4) Merchandising. Tradizionalmente attiene alle decisioni che riguardano l’ottimizzazione dello spazio espositivo agendo sul layout esterno (l’insegna, l’ingresso e le vetrine) e su quello interno (layout delle attrezzature e layout merceologico) per aumentare il traffico e il sell-out di punto vendita. Il merchandising, inoltre, assolve anche a una funzione di comunicazione, tentando di indurre un particolare atteggiamento nei confronti del prodotto: il presupposto di tale attività è costituito dal fatto che l’acquisto di un prodotto o la scelta di una marca sono spesso decisi dal consumatore direttamente al momento dell’acquisto, presso il punto di vendita.
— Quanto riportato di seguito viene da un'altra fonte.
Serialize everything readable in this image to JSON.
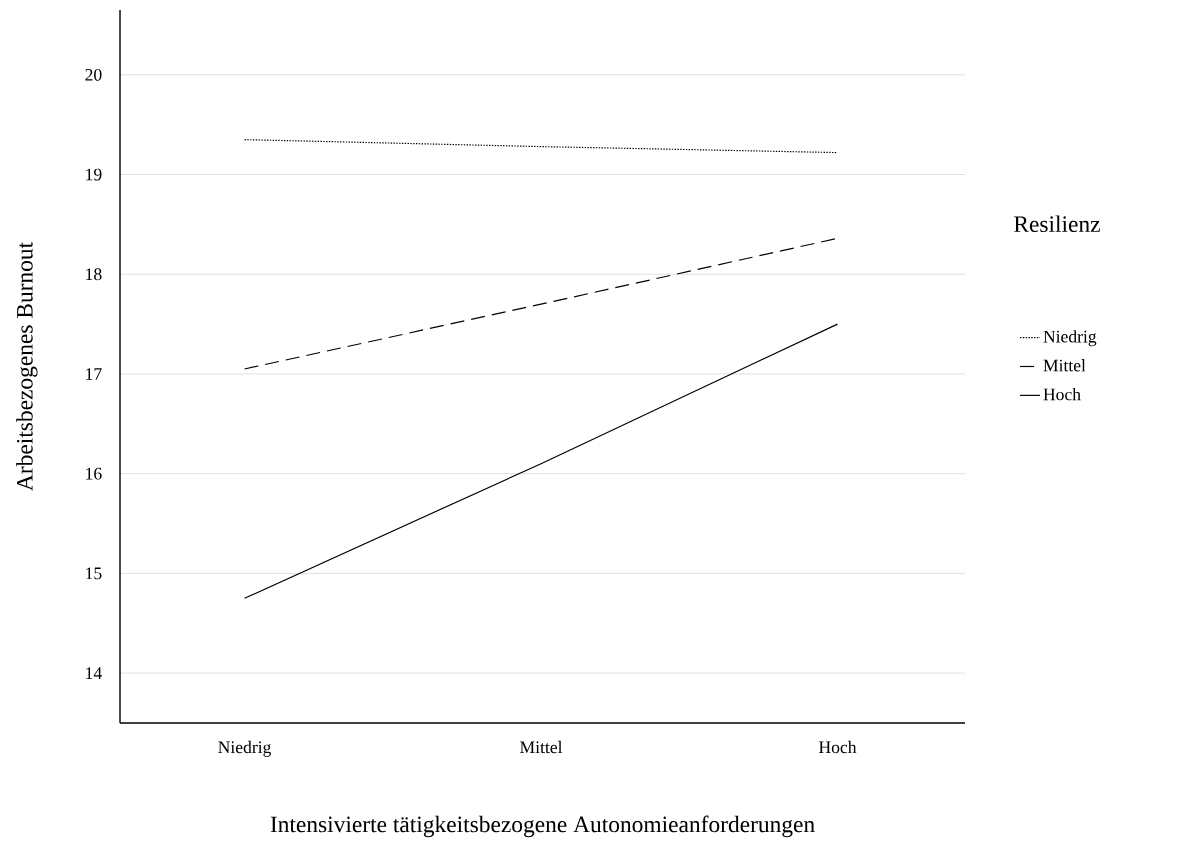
{
  "chart_data": {
    "type": "line",
    "xlabel": "Intensivierte tätigkeitsbezogene Autonomieanforderungen",
    "ylabel": "Arbeitsbezogenes Burnout",
    "legend_title": "Resilienz",
    "categories": [
      "Niedrig",
      "Mittel",
      "Hoch"
    ],
    "series": [
      {
        "name": "Niedrig",
        "color": "#000000",
        "line_style": "dotted",
        "values": [
          19.35,
          19.28,
          19.22
        ]
      },
      {
        "name": "Mittel",
        "color": "#000000",
        "line_style": "dashed",
        "values": [
          17.05,
          17.7,
          18.36
        ]
      },
      {
        "name": "Hoch",
        "color": "#000000",
        "line_style": "solid",
        "values": [
          14.75,
          16.1,
          17.5
        ]
      }
    ],
    "ylim": [
      13.5,
      20.65
    ],
    "yticks": [
      14,
      15,
      16,
      17,
      18,
      19,
      20
    ],
    "grid": "y",
    "legend": "right",
    "marker": "none"
  }
}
5) In-store promotion e materiali POP (point of purchase). In termini generali, la comunicazione sul punto vendita, oltre a contribuire al conseguimento degli obiettivi di vendita, svolge una fondamentale funzione di differenziazione dell’insegna e di creazione dell’immagine del punto vendita stesso. L’attività di sales promotion sul punto vendita, spesso frutto di un’iniziativa congiunta tra produttore e distributore, è propriamente detta in-store promotion. Si caratterizza per il fatto di conferire un valore addizionale e provvisorio a determinate marche e prodotti al fine di favorirne la vendita. Nelle operazioni promozionali sul punto vendita, tradizionalmente, si aumenta la convenienza attraverso una riduzione di prezzo e/o un aumento della quantità (ad esempio, il classico buono sconto), oppure si produce esperienza attraverso la diffusione del prodotto e un aumento delle occasioni d’incontro del prodotto per il consumatore (ad esempio, il sampling o le dimostrazioni di prodotto). Rientra nell’attività di in-store promotion, pertanto, l’allestimento di aree dedicate all’interno del punto vendita, che, in alcuni casi, arriva a configurarsi come un vero e proprio evento interno destinato a destare sorpresa e attrarre l’interesse nel consumatore.

I materiali POP veicolano le comunicazioni nel punto vendita; forniscono alla clientela elementi informativi e/o d’immagine relativi ai prodotti presenti all’interno del punto vendita. A tal fine, l’impresa può utilizzare cartellonistica promozionale mirata (ad es. locandine e cartelli da banco), oppure può evidenziare il prodotto direttamente sullo scaffale, facendo uso di espositori-vetrine o di segnaprezzi differenziati rispetto a quelli normalmente utilizzati per evidenziare particolari offerte promozionali.